Su 11 canzoni otto hanno quell’origine, dall’iniziale “Straight Street”, ballata classica ma intensa tessuta pizzicando le corde del mandolino, alla conclusiva “In His Care”, il cui andamento rockeggiante non dispiacerebbe a Tom Waits o Nick Cave. Di tutte le cover, la più audace riguarda “Nobody’s Fault But Mine”, farina del sacco del citato Willie Johnson: blues reso magicamente astratto da un trattamento “ambient” che riecheggia sia il Quarto Mondo vagheggiato da Eno e Jon Hassell sia la leggendaria colonna sonora di Paris, Texas. Merito di Joachim, figlio trentanovenne del settantunenne Ry e da tempo suo complice musicale: in coppia firmano “Gentrification”, quadretto desolante di come vanno le cose in California, a dispetto del fischiettare scanzonato che lo contraddistingue (“Questo edificio è stato venduto a Johnny Depp, accetta il sussidio e trasferisciti, gli uomini di Google stanno arrivando in centro”).

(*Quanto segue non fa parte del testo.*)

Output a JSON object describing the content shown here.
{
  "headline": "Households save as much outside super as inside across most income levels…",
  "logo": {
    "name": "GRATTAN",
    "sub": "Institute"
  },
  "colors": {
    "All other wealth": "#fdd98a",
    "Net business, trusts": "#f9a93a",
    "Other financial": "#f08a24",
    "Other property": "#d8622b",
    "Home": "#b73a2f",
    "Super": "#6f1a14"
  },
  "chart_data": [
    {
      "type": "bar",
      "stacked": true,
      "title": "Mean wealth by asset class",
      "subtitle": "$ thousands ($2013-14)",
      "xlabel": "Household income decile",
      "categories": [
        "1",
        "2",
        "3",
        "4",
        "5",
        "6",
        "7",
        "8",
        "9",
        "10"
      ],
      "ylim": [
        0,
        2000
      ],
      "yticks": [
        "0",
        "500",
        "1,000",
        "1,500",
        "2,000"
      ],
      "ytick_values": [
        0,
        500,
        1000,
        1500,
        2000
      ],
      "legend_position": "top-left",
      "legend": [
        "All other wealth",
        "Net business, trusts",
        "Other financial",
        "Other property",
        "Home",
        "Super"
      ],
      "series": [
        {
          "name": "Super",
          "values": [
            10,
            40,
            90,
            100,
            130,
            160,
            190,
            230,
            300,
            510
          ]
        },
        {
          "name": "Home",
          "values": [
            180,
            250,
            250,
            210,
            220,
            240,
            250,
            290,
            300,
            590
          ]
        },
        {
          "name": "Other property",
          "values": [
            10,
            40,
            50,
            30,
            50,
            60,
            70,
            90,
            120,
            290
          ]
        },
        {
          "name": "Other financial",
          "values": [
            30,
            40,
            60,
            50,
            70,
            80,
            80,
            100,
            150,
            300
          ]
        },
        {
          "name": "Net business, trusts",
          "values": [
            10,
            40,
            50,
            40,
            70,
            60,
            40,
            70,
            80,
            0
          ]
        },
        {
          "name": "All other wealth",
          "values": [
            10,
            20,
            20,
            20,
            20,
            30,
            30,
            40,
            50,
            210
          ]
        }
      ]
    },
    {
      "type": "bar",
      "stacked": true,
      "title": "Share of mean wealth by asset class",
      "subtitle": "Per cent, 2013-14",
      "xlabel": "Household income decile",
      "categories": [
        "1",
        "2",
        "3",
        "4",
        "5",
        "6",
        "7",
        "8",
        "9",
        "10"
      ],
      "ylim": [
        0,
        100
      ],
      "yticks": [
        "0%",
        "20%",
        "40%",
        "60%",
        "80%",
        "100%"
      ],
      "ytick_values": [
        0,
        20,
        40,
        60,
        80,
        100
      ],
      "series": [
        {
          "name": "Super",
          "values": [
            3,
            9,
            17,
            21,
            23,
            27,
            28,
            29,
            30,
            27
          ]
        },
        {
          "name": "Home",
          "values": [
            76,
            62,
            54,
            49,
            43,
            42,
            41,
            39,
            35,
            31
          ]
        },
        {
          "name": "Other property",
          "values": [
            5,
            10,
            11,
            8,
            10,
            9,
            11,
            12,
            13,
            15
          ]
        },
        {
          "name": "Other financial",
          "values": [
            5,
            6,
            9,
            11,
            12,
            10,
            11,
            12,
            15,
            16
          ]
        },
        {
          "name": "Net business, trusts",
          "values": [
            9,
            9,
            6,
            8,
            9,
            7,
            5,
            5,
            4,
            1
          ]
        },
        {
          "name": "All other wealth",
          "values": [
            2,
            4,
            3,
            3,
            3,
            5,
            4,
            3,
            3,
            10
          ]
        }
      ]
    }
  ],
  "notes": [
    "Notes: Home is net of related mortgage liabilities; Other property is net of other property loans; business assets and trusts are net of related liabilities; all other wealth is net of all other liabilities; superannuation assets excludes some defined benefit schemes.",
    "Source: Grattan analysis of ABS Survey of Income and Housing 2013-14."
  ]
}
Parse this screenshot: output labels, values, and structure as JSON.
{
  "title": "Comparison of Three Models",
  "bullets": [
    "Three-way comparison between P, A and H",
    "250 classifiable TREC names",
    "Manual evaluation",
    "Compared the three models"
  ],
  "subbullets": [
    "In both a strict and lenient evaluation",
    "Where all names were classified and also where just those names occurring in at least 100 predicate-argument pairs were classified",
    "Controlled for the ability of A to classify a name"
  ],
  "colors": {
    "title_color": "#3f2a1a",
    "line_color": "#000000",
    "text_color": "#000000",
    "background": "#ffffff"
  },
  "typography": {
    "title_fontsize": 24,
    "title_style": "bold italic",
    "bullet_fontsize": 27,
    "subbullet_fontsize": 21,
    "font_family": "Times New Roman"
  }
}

Il protagonista fa invece da sé in “Jesus and Woody”, dove appunto il Messia incontra Guthrie e gli dice: “Credo di preferire i peccatori ai fascisti”. Ecco, in due parole: un disco fantastico (copertina inclusa). Ai livelli dei migliori realizzati da Cooder nell’arco di quasi mezzo secolo, tipo Paradise and Lunch Into the Purple Valley.